The goal helped initiate what was an engaging end-to-end spectacle for much of the opening half. It was Arsenal who had slightly more control on proceedings, but Everton were particularly dangerous on the break. The visitors might have had a penalty when Bacary Sagna arrived with a late challenge on Steven Pienaar to prevent him from getting a clean strike on Kevin Mirallas’s pull-back. At the other end Robles -- starting, as he has throughout the FA Cup, in place of Tim Howard -- was keeping things interesting. The young Spaniard’s penchant for punching rather than catching was causing his own defenders a few nervy moments, as he did when helping a Sagna cross, which was heading wide, onto his own crossbar.

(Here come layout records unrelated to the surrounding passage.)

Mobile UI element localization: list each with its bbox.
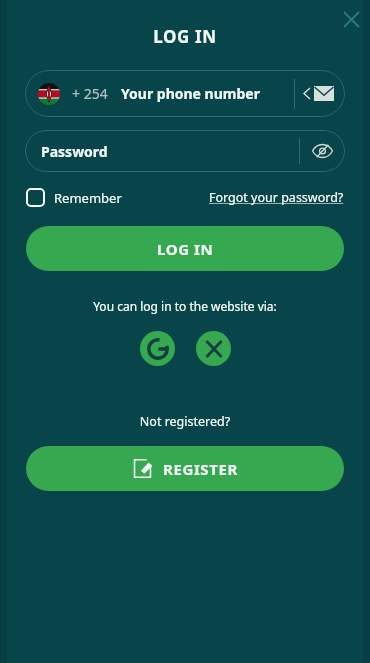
staticText: Password [41, 142, 108, 161]
button[interactable]: Use email instead [303, 70, 334, 117]
staticText: Not registered? [0, 413, 370, 430]
button[interactable]: LOG IN [26, 226, 344, 271]
staticText: Your phone number [121, 84, 260, 103]
button[interactable]: + 254 [25, 70, 345, 117]
staticText: LOG IN [0, 25, 370, 48]
button[interactable]: REGISTER [26, 446, 344, 491]
button[interactable]: Show password [300, 130, 345, 172]
button[interactable]: Password [25, 130, 345, 172]
staticText: You can log in to the website via: [0, 298, 370, 314]
button[interactable]: Remember [26, 188, 122, 207]
button[interactable]: Forgot your password? [209, 189, 344, 206]
button[interactable]: Log in with X [196, 331, 231, 366]
staticText: Remember [54, 189, 122, 207]
button[interactable]: Close [336, 4, 366, 34]
staticText: + 254 [72, 84, 108, 103]
staticText: Forgot your password? [209, 189, 344, 206]
button[interactable]: Log in with Google [140, 331, 175, 366]
staticText: LOG IN [157, 239, 214, 259]
staticText: REGISTER [163, 459, 238, 479]
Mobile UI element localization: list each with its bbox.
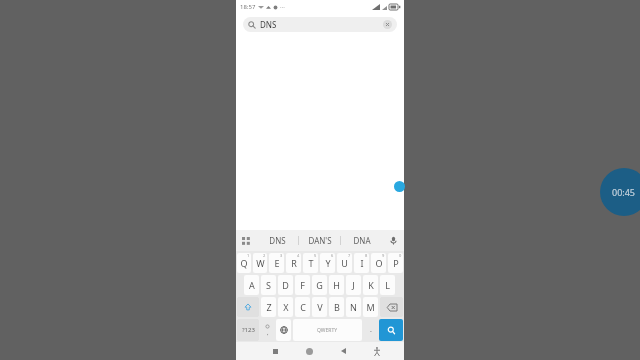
button[interactable]: S [261,275,276,295]
staticText: L [385,279,390,291]
button[interactable]: Recent apps [259,342,292,360]
staticText: T [308,257,314,269]
staticText: A [249,279,255,291]
button[interactable]: A [244,275,259,295]
staticText: ?123 [242,326,255,334]
staticText: M [366,301,375,313]
button[interactable]: G [312,275,327,295]
staticText: H [333,279,340,291]
button[interactable]: DAN'S [299,230,340,251]
button[interactable]: C [295,297,310,317]
staticText: I [360,257,364,269]
staticText: B [334,301,340,313]
button[interactable]: R [286,253,301,273]
button[interactable]: DNS [243,17,397,32]
staticText: 2 [263,253,266,258]
button[interactable]: Toolbar [236,230,256,251]
staticText: 6 [331,253,334,258]
staticText: DNS [269,235,286,246]
button[interactable]: QWERTY [293,319,362,341]
staticText: Z [266,301,272,313]
button[interactable]: Comma and settings [261,319,274,341]
button[interactable]: K [363,275,378,295]
staticText: , [267,329,269,337]
staticText: 4 [297,253,300,258]
button[interactable]: Search [379,319,403,341]
button[interactable]: DNS [256,230,298,251]
staticText: 3 [280,253,283,258]
button[interactable]: I [354,253,369,273]
button[interactable]: D [278,275,293,295]
button[interactable]: Shift [237,297,259,317]
staticText: 0 [399,253,402,258]
staticText: F [300,279,305,291]
button[interactable]: Period [364,319,377,341]
button[interactable]: U [337,253,352,273]
button[interactable]: ?123 [237,319,259,341]
staticText: ··· [280,3,285,11]
button[interactable]: Back [326,342,360,360]
button[interactable]: H [329,275,344,295]
staticText: E [274,257,280,269]
button[interactable]: Z [261,297,276,317]
staticText: . [370,325,372,335]
staticText: J [352,279,355,291]
button[interactable]: N [346,297,361,317]
button[interactable]: B [329,297,344,317]
staticText: 00:45 [612,186,636,198]
staticText: K [368,279,374,291]
staticText: D [282,279,289,291]
button[interactable]: E [269,253,284,273]
staticText: DNS [260,19,277,30]
staticText: 1 [247,253,250,258]
staticText: 5 [314,253,317,258]
staticText: N [350,301,357,313]
staticText: 8 [365,253,368,258]
button[interactable]: L [380,275,395,295]
staticText: U [341,257,348,269]
button[interactable]: W [253,253,267,273]
staticText: O [375,257,383,269]
button[interactable]: O [371,253,386,273]
staticText: S [266,279,271,291]
staticText: G [316,279,323,291]
staticText: 7 [348,253,351,258]
button[interactable]: V [312,297,327,317]
button[interactable]: Backspace [380,297,403,317]
staticText: 18:57 [240,3,256,11]
staticText: X [283,301,289,313]
staticText: Q [240,257,248,269]
staticText: P [393,257,399,269]
button[interactable]: J [346,275,361,295]
staticText: R [291,257,297,269]
staticText: QWERTY [317,327,338,334]
staticText: W [256,257,265,269]
button[interactable]: Q [237,253,251,273]
button[interactable]: Home [292,342,326,360]
button[interactable]: F [295,275,310,295]
staticText: Y [325,257,331,269]
button[interactable]: Accessibility menu [360,342,394,360]
button[interactable]: X [278,297,293,317]
button[interactable]: DNA [341,230,382,251]
staticText: V [317,301,323,313]
button[interactable]: M [363,297,378,317]
staticText: DNA [353,235,371,246]
button[interactable]: Clear query [383,20,392,29]
staticText: DAN'S [308,235,332,246]
button[interactable]: T [303,253,318,273]
button[interactable]: Change language [276,319,291,341]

The pace had just started to dip when, in the 32nd minute, Everton’s threat on the counter materialized in an equalizer. Ross Barkley shrugged off the attentions of Mathieu Flamini on the edge of his own area and then dribbled wonderfully to the right of the opposition box, as the recently booked Arsenal midfielder elected not to make a challenge. Barkley’s cross was arguably even more impressive than his run and although Mirallas somehow missed the initial chance, it fell kindly for Lukaku to produce the simplest of finishes.
There could have been further goals before the interval. Mirallas shot tamely at Lukasz Fabianski and Lukaku failed to take advantage of an error by Oxlade-Chamberlain, while at the other end Cazorla’s volley was deflected just wide.
There were chances at both ends, too, at the start of the second half. Thomas Vermaelen’s woeful missed clearance down the left could and should have proved costly, but from Lukaku’s square pass Barkley shot over from 15 yards. Meanwhile, Robles was forced into further action to tip a curling effort by Cazorla past the post.
But with 68 minutes gone, Everton were left fatally exposed. A one-two got Oxlade-Chamberlain free down the right before Gareth Barry was beaten by his pace and trickery near the byline and resigned himself to tiredly sticking out a leg that caught the knee of the Arsenal man and led to an undisputed penalty.
After his initial celebrations were correctly cut short, Arteta, against his former club, showed the upmost composure to convert at the second time of asking. Arteta went to the opposite side of his first attempt, Robles went the same way, but the penalty was just too well placed.
There was to be no way back for the visitors. As Everton tired and toiled in vain to find an equalizer, Arsenal picked them apart late on. There was just too much space seven minutes from time, first for Sagna down the right and then when his pull-back found an unmarked Giroud at the near post to direct a shot back Robles. Two minutes later the score-line was given an even more flattering sheen, but one that was secured with a move that showed Arsenal at their best. With Everton caught upfield, Tomas Rosicky’s one-two pass found Ozil inside, who then delightfully repeated the trick to locate Giroud with a perfectly weighted ball and the French front man finished coolly.